The Folly Cove Designers were established by Virginia Lee Burton in Gloucester in 1938, where they worked together as a guild of designer-craftsmen from 1941 until 1969. The Cape Ann Museum has built a major archive of their decorative arts. It includes samples of their printed textiles and paper, items made from their fabrics and examples of the linoleum blocks they carved. An Acorn press used by one of the designers is also on display.

In 1930, she enrolled in a drawing class taught by George Demetrios at Boston Museum School. They were married less than a year later, on March 28, 1931. Their first son, Aristides Burton Demetrios, was born on February 17, 1932. The family settled in Folly Cove, the northernmost part of Gloucester, Massachusetts, and their second son, Michael Burton Demetrios, was born on August 30, 1936.
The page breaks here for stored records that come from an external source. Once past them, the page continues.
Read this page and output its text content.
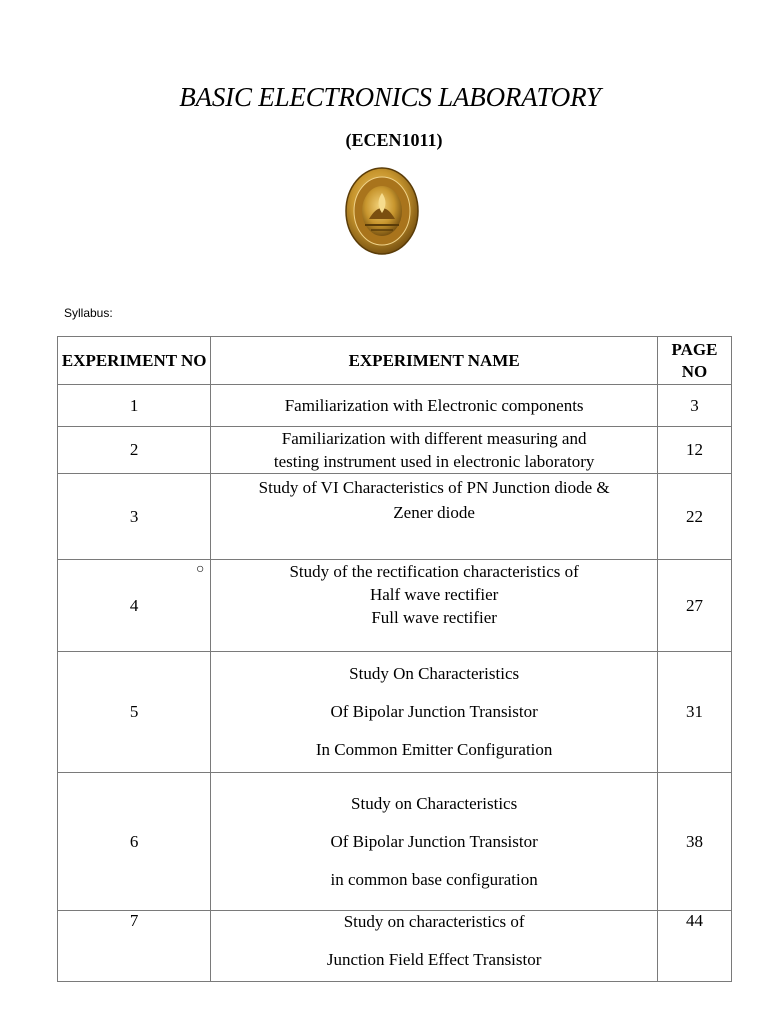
BASIC ELECTRONICS LABORATORY
(ECEN1011)
Syllabus:
○
EXPERIMENT NO	EXPERIMENT NAME	PAGE NO
1	Familiarization with Electronic components	3
2	Familiarization with different measuring and
testing instrument used in electronic laboratory	12
3	Study of VI Characteristics of PN Junction diode &
Zener diode	22
4	Study of the rectification characteristics of
Half wave rectifier
Full wave rectifier	27
5	Study On Characteristics
Of Bipolar Junction Transistor
In Common Emitter Configuration	31
6	Study on Characteristics
Of Bipolar Junction Transistor
in common base configuration	38
7	Study on characteristics of
Junction Field Effect Transistor	44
Burton began writing children's books to entertain her sons. Her first book, Jonnifer Lint, was about a piece of dust. It was rejected by thirteen publishers and the reason became clear when she tried to read the story to her 3-year-old son Aris, who fell asleep.

"Children have an avid appetite for knowledge. They like to learn, provided that the subject matter is presented to them in an entertaining manner. The extent of this desire to learn is something of a revelation to me."
- Virginia Lee Burton, “Making Picture Books,” Caldecott acceptance speech, 1943

Much of Burton’s work was drawn from her experiences, but Life Story was a chance to put her life on the page. Her editor and close friend, Lee Kingman said, “[She] was strongly influenced by her physical surroundings and while there has been criticism of her using the same theme more than once it was only natural for her to use what she saw and felt around her. A basic tenet she always upheld to the Folly Cove Designers was: Draw what you see and what you know. Don’t copy, but draw from nature itself.”